In der Praxis bleiben Millionen außen vor
Es ist paradox, dass Brasilien zwar sozialpolitische Maßnahmen verfassungsrechtlich garantiert, aktuelle Wirtschafts-, Steuer- und Konjunkturpolitik aber ihre Umsetzung beeinflussen. Wirtschaftskrisen und politische Instabilitäten stellen kontinuierlich soziale Rechte in Frage. Der vollwertige Zugang zum sozialen Sicherungssystem variiert je nach beruflicher Stellung und lässt in der Praxis viele Menschen im informellen Sektor – und das sind 39 Millionen – sowie Landarbeiter*innen außen vor.
Die Situation vieler Landarbeiter*innen (trabalhadores rurais) ist prekär. Aufgrund geografischer Isolation, einem niedrigen Bildungsstand und wirtschaftlicher Benachteiligung leiden viele von ihnen unter physischen und psychischen Problemen wie Angstzuständen und Depressionen. Die hohe produktive Belastung und Auswirkungen der extensiven und umweltschädigenden Agrarindustrie mit hohem Pestizideinsatz ohne angemessenen Schutz verschlechtern ihre Lage zusätzlich. Etwa 60 Prozent der Landarbeiter*innen arbeiten entweder ohne Steuerkarte oder in Scheinselbständigkeiten. Die ausbeuterische Praxis des Outsourcing auf dem Land bietet außerdem Raum für sklavereiähnliche Arbeitsverhältnisse. Allein im vergangenen Jahr wurden rund 2.000 sklavereiähnliche Arbeitsverhältnisse bei Landarbeiter*innen festgestellt, was einem Anstieg von 26,7 Prozent im Vergleich zu 2021 und rund 230 Prozent im Vergleich zu 2020 entspricht.
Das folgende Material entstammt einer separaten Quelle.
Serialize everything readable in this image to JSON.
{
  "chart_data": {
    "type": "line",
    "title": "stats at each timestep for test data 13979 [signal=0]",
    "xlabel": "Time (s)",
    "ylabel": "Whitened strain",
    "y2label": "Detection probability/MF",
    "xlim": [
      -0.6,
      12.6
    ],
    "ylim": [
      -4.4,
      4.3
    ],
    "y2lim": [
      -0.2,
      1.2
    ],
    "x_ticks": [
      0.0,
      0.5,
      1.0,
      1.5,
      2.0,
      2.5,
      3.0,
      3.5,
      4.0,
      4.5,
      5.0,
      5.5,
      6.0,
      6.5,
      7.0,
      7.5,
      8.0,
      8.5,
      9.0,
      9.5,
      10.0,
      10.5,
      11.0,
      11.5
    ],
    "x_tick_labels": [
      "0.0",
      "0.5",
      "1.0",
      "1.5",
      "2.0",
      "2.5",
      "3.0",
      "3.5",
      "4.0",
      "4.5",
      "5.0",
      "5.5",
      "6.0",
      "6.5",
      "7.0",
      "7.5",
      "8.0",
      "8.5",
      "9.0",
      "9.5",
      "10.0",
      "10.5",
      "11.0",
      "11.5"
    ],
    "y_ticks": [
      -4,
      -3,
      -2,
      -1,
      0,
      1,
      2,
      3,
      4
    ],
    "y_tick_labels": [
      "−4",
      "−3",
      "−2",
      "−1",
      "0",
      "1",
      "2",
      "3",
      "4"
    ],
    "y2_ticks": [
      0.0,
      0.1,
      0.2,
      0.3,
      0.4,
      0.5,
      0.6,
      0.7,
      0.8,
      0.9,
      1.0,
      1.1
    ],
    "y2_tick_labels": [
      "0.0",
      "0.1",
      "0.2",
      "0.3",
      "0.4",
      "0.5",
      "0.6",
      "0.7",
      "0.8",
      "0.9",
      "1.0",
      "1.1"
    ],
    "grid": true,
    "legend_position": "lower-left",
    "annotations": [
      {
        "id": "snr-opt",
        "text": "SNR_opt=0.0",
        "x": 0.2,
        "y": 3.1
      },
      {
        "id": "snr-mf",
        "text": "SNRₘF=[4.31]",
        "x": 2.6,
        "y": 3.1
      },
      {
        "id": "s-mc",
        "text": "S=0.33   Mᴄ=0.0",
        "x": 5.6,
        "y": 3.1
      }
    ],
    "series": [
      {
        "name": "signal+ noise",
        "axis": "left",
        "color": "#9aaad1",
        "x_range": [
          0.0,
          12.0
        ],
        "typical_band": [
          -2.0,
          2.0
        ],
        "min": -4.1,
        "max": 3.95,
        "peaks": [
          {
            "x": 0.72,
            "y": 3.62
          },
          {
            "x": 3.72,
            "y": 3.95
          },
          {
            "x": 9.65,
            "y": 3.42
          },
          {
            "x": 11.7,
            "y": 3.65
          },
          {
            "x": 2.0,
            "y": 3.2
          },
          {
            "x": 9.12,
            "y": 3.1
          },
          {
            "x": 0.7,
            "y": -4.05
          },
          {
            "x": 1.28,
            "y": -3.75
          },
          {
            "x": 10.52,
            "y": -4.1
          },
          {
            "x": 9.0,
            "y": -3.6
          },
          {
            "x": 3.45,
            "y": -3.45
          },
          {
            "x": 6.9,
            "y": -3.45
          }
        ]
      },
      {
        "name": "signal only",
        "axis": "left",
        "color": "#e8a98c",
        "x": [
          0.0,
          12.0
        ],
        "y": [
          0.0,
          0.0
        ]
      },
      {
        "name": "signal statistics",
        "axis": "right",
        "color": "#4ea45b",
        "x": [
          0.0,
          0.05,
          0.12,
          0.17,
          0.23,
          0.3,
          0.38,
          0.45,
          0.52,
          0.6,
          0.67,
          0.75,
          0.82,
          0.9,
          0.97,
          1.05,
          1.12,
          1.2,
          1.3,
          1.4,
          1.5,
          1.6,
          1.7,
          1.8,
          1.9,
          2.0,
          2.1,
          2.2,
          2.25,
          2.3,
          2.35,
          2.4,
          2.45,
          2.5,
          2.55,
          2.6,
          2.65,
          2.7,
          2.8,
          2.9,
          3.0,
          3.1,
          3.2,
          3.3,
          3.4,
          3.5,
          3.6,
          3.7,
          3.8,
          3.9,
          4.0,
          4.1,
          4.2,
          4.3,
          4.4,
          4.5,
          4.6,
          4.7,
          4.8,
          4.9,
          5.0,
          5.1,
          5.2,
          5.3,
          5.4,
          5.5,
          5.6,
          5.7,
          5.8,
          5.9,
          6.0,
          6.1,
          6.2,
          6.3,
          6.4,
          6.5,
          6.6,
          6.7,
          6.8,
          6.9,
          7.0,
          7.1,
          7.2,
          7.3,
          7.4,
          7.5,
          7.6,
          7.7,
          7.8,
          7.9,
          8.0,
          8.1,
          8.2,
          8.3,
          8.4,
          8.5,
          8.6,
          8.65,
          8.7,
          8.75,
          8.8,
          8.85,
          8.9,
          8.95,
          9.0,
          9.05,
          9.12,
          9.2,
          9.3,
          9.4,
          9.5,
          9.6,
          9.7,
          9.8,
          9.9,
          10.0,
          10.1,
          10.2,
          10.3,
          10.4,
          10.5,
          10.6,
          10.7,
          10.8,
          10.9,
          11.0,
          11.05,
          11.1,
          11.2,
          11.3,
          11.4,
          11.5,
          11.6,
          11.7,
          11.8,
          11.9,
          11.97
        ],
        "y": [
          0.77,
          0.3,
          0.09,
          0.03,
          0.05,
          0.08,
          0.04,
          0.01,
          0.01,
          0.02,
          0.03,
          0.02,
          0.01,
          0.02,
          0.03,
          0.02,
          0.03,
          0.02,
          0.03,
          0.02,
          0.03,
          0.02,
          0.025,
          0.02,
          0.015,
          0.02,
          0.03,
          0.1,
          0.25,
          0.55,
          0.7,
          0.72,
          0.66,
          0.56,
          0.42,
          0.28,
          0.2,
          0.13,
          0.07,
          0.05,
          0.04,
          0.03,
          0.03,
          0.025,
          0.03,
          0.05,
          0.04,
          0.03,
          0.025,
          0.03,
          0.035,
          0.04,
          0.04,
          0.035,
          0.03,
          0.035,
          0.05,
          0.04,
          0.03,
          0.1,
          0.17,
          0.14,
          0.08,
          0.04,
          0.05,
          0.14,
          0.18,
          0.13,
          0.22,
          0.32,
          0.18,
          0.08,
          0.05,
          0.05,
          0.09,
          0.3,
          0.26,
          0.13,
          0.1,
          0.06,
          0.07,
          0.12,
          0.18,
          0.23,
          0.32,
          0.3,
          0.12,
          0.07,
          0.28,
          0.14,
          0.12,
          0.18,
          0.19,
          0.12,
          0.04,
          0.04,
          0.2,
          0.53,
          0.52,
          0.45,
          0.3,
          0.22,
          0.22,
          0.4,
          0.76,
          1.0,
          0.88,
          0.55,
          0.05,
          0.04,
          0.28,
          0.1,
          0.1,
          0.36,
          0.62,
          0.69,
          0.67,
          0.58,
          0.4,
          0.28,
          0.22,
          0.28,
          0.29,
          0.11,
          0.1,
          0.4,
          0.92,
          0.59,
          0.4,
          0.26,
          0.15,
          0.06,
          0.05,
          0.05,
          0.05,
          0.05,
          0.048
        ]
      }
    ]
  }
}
Dies zeigt, dass der brasilianische Staat bislang nicht in der Lage oder nicht gewillt war, die volle Verantwortung für den sozialen Schutz weiter Teile der Bevölkerung zu übernehmen. Entsolidarisierungstendenzen, politischer Extremismus und gesellschaftliche Gleichgültigkeit machen deutlich, dass die aufgezeigten Probleme als Folge individueller Unfähigkeiten und nicht als Folge des Organisationsmodells der Gesellschaft betrachtet werden. Die Hölle, das sind immer die anderen. Ob sich unter der neuen Regierung etwas ändern wird, bleibt abzuwarten.